背中を押したん誰やねん

以前ある人が若者に向かってこんなことを言っていました。「自分を励ましてくれるのは過去の自分だけだよ。」この言葉に私は衝撃のような深い感銘を受けたのを覚えています。そして次の瞬間には過去を振り返っていました。

大学受験に向けた勉強の日々は本当に長く辛いものでした。1日12時間、明けても暮れても自室で勉強。駄目だったらどうしよう。今やっていることは正解なのか。他にいい方法があるのではないか。そんな不安な思いを抱えながらも、ただ目の前の課題に取り組んでいました。

そんな状況で、自分を支えていたものは何か。家族はもちろんそうでした。しかし、何か別の、意識の一番深いところで、前進する力の源になっていたものは?そう考えたとき、そこには確かに過去の自分があったのです。しんどくても部活を最後までやり通した自分、高校受験のときに毎日6時間勉強していた自分が。そんな自分が後押ししてくれていたのです。

現在、塾で教える立場にあって生徒たちを見ています。彼らは勉強に追われる忙しい日々を送っています。特に受験生はこれまで味わったことのない重圧を感じながら勉強に打ち込んでいることでしょう。時にはその重圧に耐えられず逃げ出したくなることもあると思います。しかし、最後まで戦い抜いてほしいと強く思うのです。今はもちろん、これからのためにも。

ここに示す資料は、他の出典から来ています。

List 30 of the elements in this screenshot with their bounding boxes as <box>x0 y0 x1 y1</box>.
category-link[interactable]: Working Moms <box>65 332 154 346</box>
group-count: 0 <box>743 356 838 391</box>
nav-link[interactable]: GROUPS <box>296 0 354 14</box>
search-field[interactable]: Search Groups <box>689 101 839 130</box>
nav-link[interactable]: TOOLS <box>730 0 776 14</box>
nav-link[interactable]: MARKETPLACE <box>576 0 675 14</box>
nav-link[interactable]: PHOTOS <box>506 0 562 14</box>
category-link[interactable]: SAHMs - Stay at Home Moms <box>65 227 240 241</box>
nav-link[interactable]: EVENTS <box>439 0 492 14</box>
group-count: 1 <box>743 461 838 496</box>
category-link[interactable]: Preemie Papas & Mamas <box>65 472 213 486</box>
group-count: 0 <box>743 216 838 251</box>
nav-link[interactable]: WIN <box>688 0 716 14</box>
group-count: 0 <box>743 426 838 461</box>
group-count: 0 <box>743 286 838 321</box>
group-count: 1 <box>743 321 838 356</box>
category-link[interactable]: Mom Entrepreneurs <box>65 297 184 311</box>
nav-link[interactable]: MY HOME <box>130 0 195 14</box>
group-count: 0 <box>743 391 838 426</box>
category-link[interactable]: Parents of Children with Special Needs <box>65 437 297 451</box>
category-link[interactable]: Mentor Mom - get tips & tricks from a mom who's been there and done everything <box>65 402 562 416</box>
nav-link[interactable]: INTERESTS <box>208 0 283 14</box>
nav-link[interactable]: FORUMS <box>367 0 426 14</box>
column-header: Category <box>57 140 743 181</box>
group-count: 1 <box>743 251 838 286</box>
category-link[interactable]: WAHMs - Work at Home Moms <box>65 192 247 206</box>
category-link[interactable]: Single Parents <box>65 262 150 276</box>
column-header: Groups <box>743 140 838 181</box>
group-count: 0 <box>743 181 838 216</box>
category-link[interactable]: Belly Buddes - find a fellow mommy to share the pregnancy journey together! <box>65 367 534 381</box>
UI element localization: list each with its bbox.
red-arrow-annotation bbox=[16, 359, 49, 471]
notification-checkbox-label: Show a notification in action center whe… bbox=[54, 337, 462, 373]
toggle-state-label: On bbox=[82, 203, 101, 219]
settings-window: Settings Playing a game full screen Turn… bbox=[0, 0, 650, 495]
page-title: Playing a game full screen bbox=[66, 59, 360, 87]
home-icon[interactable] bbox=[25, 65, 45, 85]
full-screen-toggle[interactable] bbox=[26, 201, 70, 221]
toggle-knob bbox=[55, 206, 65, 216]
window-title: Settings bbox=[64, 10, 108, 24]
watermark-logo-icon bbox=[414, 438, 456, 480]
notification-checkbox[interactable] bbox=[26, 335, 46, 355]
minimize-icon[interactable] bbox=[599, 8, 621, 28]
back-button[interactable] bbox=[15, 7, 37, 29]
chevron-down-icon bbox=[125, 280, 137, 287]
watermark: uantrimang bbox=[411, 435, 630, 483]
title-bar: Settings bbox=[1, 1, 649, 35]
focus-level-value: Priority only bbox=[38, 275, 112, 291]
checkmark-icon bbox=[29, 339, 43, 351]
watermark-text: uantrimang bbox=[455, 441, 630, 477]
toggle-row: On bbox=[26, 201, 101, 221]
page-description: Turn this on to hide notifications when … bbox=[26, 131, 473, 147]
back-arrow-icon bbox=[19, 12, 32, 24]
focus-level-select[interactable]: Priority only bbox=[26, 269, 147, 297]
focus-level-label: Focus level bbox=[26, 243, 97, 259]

今後の長い人生で、精神的、肉体的に追い込まれてどうしようもなくなることがあると思います。そんなとき周りにいる親や友だち、先生が励ましてくれるかも知れません。でも、足踏みしてしまって動けなくなった自分の背中を一番強く押してくれるのは自分だと思うのです。苦しくても必死になって頑張った過去の自分だと思うのです。だから。

生徒たちにはそんな自分を作ってほしいと思います。